The obvious one is GetUp!, hated by the conservatives because it is unashamedly progressive – which does not make it automatically supportive of Labor or the Greens, although that of course is the rhetoric of reactionaries like Eric Abetz. GetUp!, we are told, must become much more transparent, especially when it comes to foreign donations.

Well, okay. But how about the secretly funded Institute of Public Relations, or Gerard Henderson’s equally reticent Sydney Institute, both of whom have plausibly been accused of taking money from foreign tobacco companies among many others, and are at least equally one-eyed in barracking for the right. Or the Mineral Council, not averse to a partisan campaign, and which is bankrolled from mining companies such as RioTinto, hardly a native enterprise, although, once again it has usefully Australian subsidiaries before shifting its profits offshore. And we haven’t even mentioned the American citizen Rupert Murdoch’s NewsCorp.

Until we are told what, if any, the limits of the eradication of foreign influence are to entail, it is wiser to assume that this has more to do with short term advantage – certainly within the coalition parties room – than with serious policy.

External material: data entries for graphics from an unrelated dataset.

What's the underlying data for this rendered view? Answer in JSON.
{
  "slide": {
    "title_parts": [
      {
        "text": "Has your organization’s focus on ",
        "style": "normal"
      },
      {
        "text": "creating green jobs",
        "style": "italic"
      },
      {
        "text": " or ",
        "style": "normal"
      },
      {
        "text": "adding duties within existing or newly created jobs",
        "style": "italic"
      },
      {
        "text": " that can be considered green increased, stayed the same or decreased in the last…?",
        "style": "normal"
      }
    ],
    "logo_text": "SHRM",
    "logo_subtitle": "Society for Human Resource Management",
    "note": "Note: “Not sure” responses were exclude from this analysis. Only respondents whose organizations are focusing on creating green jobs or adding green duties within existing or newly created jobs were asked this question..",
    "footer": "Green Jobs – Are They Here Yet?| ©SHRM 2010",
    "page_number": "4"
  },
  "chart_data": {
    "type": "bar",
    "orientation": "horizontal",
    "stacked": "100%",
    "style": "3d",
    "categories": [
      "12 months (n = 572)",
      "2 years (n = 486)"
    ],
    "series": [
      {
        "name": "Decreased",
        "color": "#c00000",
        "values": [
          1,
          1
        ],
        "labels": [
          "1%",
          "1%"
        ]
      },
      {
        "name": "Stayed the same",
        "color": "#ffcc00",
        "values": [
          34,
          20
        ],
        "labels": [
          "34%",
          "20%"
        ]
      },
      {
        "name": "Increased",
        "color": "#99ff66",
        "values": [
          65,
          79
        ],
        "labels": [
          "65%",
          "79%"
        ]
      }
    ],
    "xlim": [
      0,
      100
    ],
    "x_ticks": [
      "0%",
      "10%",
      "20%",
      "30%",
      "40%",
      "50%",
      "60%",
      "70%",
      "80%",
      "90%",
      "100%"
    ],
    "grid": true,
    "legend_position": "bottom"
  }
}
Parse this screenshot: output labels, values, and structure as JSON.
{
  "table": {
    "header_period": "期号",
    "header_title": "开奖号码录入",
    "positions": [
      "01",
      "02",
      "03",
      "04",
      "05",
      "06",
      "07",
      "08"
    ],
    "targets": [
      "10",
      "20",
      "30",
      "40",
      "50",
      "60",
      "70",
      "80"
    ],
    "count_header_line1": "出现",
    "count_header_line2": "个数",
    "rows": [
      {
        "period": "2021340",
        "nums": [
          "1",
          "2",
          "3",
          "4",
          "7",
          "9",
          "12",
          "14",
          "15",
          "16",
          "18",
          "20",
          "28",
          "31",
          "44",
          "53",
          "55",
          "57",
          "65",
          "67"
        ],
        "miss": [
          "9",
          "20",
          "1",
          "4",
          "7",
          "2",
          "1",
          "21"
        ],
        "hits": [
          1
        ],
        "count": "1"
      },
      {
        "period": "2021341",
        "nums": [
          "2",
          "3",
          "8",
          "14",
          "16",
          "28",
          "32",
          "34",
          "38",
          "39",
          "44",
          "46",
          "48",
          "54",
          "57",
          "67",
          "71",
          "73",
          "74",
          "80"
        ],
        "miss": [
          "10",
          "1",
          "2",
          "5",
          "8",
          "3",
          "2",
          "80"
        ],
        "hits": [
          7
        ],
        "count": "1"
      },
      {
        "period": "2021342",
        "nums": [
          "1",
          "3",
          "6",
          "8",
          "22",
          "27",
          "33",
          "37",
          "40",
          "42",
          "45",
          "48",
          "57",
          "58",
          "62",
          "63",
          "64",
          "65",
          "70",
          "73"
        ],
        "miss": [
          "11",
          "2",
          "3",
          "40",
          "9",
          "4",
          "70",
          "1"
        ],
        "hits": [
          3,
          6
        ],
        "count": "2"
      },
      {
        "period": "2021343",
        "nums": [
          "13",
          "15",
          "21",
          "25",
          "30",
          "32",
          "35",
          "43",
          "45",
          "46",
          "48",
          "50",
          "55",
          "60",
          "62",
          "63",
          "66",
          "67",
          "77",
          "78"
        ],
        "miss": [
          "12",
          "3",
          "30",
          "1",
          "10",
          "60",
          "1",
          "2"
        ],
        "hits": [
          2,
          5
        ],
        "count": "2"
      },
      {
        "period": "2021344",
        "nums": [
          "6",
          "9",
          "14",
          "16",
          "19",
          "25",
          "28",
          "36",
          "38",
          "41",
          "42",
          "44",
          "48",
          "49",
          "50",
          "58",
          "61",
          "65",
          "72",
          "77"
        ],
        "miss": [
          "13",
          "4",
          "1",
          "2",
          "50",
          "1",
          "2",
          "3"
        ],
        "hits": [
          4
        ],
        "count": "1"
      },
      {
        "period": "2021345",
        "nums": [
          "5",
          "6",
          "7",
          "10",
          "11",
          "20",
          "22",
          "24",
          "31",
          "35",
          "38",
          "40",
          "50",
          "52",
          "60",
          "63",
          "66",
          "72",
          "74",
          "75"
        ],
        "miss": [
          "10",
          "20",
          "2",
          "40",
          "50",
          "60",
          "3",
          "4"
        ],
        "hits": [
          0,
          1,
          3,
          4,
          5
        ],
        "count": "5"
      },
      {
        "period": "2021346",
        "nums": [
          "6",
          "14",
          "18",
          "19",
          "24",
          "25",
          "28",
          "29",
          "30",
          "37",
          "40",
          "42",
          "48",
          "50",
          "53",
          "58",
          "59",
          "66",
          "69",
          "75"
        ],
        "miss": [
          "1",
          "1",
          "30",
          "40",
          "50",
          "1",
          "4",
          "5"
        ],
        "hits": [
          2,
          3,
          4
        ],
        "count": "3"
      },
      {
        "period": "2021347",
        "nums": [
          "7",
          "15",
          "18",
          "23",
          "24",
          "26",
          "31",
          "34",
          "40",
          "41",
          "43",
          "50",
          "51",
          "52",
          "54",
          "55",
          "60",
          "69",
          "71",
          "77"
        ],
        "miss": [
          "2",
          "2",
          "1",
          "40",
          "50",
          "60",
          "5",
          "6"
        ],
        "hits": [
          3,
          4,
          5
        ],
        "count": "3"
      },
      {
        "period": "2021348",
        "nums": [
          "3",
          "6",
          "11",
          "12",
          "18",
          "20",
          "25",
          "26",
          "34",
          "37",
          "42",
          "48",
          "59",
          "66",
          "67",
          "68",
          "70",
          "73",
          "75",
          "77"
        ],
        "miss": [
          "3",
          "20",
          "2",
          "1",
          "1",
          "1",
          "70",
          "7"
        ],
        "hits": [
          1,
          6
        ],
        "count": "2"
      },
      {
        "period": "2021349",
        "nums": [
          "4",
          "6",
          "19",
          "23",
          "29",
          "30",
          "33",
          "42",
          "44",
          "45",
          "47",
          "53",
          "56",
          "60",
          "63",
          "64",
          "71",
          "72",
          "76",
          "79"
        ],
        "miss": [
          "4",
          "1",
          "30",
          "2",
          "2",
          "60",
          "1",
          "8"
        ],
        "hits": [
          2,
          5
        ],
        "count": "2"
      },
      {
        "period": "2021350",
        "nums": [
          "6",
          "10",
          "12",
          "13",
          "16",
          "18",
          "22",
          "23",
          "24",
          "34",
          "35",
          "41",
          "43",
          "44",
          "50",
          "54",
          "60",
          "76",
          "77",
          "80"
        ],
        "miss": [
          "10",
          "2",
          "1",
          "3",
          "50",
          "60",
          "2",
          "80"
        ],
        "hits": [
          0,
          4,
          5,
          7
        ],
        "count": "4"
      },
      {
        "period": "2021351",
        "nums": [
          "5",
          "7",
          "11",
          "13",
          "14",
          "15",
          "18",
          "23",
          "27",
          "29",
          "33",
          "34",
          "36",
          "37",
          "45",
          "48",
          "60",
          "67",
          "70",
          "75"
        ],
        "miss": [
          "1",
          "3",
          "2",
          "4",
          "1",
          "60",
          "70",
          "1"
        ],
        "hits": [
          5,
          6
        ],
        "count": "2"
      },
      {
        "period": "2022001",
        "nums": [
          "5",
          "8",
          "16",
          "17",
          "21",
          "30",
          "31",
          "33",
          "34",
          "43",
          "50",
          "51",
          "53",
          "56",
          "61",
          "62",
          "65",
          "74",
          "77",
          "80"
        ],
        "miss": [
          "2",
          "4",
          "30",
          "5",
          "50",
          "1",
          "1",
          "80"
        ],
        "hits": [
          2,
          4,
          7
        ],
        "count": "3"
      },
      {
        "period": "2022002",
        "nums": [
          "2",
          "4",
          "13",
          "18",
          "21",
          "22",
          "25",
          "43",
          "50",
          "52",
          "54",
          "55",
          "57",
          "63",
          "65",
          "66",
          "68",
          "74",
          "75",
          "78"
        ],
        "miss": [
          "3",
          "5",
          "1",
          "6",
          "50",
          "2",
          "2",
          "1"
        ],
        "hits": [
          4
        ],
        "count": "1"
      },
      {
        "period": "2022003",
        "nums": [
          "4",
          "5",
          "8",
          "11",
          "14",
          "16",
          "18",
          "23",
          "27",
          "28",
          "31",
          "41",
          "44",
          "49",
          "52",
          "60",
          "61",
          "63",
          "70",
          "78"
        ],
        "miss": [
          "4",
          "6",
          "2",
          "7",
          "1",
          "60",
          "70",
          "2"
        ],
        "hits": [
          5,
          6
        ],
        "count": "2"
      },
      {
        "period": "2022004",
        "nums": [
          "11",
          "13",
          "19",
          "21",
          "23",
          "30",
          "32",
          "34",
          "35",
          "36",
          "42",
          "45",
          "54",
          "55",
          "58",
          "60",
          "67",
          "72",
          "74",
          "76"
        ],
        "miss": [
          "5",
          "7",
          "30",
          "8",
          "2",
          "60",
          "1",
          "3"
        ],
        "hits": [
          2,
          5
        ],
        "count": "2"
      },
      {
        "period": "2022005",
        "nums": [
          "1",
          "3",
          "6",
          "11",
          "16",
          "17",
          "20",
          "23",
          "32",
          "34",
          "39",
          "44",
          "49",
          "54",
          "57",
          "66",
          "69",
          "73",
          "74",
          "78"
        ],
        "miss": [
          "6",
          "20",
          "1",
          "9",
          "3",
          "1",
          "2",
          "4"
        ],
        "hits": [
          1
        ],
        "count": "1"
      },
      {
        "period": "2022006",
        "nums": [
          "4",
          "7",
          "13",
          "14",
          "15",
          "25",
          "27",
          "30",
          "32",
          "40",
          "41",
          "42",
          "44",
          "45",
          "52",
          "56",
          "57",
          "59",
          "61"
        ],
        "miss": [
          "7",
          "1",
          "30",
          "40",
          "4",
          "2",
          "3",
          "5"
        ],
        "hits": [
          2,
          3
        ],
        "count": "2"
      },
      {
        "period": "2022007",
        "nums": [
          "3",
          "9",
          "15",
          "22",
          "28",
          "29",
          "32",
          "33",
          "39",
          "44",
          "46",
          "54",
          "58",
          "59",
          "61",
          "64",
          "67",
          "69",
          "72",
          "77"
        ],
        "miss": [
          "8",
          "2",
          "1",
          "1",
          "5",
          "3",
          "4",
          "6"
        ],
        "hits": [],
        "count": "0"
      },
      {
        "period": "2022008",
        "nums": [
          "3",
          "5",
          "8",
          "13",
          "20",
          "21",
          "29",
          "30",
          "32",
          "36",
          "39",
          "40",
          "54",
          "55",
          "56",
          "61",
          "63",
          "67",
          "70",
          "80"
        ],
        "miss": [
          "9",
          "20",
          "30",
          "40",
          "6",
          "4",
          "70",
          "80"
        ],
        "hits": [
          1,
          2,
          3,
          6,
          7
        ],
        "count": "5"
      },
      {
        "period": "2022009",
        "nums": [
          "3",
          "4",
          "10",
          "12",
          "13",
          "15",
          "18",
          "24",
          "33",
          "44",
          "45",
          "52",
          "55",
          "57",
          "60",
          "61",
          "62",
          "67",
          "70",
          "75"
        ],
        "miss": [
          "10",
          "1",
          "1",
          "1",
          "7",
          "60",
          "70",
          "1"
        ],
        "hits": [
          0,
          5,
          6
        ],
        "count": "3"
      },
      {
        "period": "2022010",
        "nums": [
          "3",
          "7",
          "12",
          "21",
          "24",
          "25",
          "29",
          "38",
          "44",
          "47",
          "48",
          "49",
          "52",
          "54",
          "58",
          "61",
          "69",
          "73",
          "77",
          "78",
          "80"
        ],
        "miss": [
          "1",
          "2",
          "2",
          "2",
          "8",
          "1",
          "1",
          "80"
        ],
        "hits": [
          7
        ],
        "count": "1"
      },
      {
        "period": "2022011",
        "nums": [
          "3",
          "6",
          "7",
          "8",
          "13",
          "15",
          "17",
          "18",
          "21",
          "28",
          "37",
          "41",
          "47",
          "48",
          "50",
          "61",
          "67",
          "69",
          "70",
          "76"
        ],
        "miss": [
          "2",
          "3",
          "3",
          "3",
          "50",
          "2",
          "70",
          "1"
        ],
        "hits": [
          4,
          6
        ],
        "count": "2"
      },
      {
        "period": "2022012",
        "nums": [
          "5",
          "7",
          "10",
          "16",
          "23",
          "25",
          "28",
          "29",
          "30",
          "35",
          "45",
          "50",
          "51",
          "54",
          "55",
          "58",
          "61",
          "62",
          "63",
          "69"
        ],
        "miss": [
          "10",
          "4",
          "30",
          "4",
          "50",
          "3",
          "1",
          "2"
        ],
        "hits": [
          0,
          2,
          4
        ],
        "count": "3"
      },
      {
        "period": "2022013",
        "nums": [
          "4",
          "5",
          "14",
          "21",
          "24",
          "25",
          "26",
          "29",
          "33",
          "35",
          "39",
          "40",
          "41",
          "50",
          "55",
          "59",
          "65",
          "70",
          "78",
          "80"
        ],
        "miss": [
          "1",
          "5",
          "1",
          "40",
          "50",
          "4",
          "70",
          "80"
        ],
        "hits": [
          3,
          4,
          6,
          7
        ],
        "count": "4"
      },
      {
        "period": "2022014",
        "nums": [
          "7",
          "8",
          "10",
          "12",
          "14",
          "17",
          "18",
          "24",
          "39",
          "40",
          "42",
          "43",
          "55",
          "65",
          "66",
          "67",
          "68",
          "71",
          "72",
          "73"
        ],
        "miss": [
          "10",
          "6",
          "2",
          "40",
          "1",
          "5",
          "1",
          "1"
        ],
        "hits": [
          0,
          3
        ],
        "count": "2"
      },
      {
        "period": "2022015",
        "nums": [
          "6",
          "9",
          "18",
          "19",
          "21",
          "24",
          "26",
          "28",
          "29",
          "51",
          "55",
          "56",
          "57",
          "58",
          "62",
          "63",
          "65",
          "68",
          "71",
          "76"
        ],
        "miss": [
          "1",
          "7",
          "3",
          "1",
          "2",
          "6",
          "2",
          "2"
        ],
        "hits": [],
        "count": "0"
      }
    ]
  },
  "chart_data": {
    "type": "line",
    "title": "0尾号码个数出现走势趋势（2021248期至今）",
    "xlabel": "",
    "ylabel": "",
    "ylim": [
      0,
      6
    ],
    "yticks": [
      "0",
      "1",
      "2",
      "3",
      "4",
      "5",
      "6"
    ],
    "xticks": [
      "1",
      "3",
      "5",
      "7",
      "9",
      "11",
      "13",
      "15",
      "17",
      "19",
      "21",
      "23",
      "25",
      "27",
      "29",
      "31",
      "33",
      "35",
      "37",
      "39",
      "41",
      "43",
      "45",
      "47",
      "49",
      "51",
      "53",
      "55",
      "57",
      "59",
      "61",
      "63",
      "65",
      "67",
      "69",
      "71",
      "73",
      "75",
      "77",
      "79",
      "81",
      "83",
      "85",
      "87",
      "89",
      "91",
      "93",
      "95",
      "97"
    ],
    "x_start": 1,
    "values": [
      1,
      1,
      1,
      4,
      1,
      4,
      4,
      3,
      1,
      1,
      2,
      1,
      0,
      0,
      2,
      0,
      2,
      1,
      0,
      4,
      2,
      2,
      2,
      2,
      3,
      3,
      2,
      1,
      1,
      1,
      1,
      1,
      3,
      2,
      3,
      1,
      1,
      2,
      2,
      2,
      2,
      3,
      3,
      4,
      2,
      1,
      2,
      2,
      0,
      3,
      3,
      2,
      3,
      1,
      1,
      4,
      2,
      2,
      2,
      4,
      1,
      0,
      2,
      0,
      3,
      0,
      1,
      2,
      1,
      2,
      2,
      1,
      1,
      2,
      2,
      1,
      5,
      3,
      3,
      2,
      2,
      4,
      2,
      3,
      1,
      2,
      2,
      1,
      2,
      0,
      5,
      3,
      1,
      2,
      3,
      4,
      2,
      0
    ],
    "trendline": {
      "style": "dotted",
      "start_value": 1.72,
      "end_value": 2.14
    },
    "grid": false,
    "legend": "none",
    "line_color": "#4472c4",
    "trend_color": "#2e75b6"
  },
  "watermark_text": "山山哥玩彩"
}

If there was any real doubt that the bluster is more than somewhat overblown, Turnbull provided it with his appropriation of Mao’s declaration of 1949: Zhongguo ren men zhang lai – the Chinese people have stood up. Now, gloated Turnbull, the Australian people have stood up – in Chinese, yet!

But the comparison is absurd and insulting. Mao was referring to centuries of oppression, generation of foreign subjugation. Turnbull was desperate to win a by-election. The most significant overhaul of hyperbole in decades.